242 According to Mr Block's letter of 22 October to Mr Puplick, the major issue then outstanding was the car park, noting that Area Health's preferred site was behind KGV rather than the previously designated site. It envisaged the lodgement of new development and building applications with the consent of Area Health.
243 At the meeting on 8 November, Mr Puplick advised Mr Block and Mr Klinger of the SUPH proposal. By letter of the same date, Mr Puplick reminded Mr Block that Area Health had in place a capital works programme for RPAH including the resolution of outstanding car parking problems on the site.
244 Mr Block wrote to Mr Puplick on 12 November. He stated that Macquarie had the financial capacity and support from financiers to implement the project immediately. Various matters relating to the car park were proposed. He stated Macquarie's recognition of the "major capital works planning process", and its willingness to review how the complex and car park could "… best be integrated into the revised site planning for Royal Prince Alfred Hospital as required in the Heads of Agreement".
He indicated that previous agreement on other outstanding issues provided the basis for concluding all necessary agreements between the parties.
245 The memorandum of understanding of 18 November recorded agreement in relation to the 10 matters for incorporation in the relevant document. It was agreed that Macquarie would lodge new development and building applications for a 200 bed hospital in accordance with the timetable. It also recognised Area Health's independent need for a car park on the RPAH campus which was to be operational before work commenced on the public hospital redevelopment.
246 In her letter of 27 November to Dr Wenkart, Dr Horvath advised that the documents would be sent to him on the basis that "… (they) will cover all the matters that Macquarie has raised in the arbitration and otherwise, and that everything is then governed by those documents which will replace the Heads of Agreement".
247 Dr Wenkart's letter to Dr Horvath of 29 November noted that further negotiations had taken place on 28 and 29 November.

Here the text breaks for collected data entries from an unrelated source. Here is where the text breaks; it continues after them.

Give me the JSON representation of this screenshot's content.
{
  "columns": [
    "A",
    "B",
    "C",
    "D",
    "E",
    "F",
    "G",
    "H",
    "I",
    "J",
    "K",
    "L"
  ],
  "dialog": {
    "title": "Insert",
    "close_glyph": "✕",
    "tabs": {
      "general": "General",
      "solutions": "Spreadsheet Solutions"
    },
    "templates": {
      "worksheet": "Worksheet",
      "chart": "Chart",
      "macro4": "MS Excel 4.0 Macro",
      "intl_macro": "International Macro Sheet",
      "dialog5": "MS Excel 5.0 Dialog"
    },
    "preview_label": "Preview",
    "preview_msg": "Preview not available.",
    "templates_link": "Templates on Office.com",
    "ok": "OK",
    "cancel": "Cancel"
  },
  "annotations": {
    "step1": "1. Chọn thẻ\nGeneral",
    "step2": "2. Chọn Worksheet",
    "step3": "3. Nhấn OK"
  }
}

In consideration of an extension of time to 10.00am 30 November to submit the signed agreements to Area Health he recorded Macquarie's acceptance of the extent of the amendments drafted by Area Health's solicitor, and his agreement not to request any further amendments.
248 In their letters of 30 November to Dr Horvath and to Mr Puplick respectively, Dr Wenkart and Mr Block referred to adjustments made to a number of provisions of the hospital lease. Mr Block explained his objection to the inclusion of the word "Rent" in cl 23.5 of the hospital lease. He said:
"At the Macquarie Board meeting today, during which I reviewed the documents, I noted a one word change which took place AFTER the deadline. I consider this a major fundamental issue with NO ADVERSE affects on CSAHS but an absolutely debilitating burden on Macquarie. I refer to clause 23.5 of the Hospital Lease 12/809663 where rent has been added. This permits overt competition by CSAHS supporting another private hospital initiative. This prevents Macquarie readily concluding funding negotiations with its bankers. Clearly this is a core issue.
I refuse to sign the documents without this being corrected to the position demanded by CSAHS at its deadline. I request your support in accepting this correction for the vital reasons given. It would reflect your and my efforts to establish a genuine expression of cooperation and good faith in helping finalise all matters and put the difficult past behind."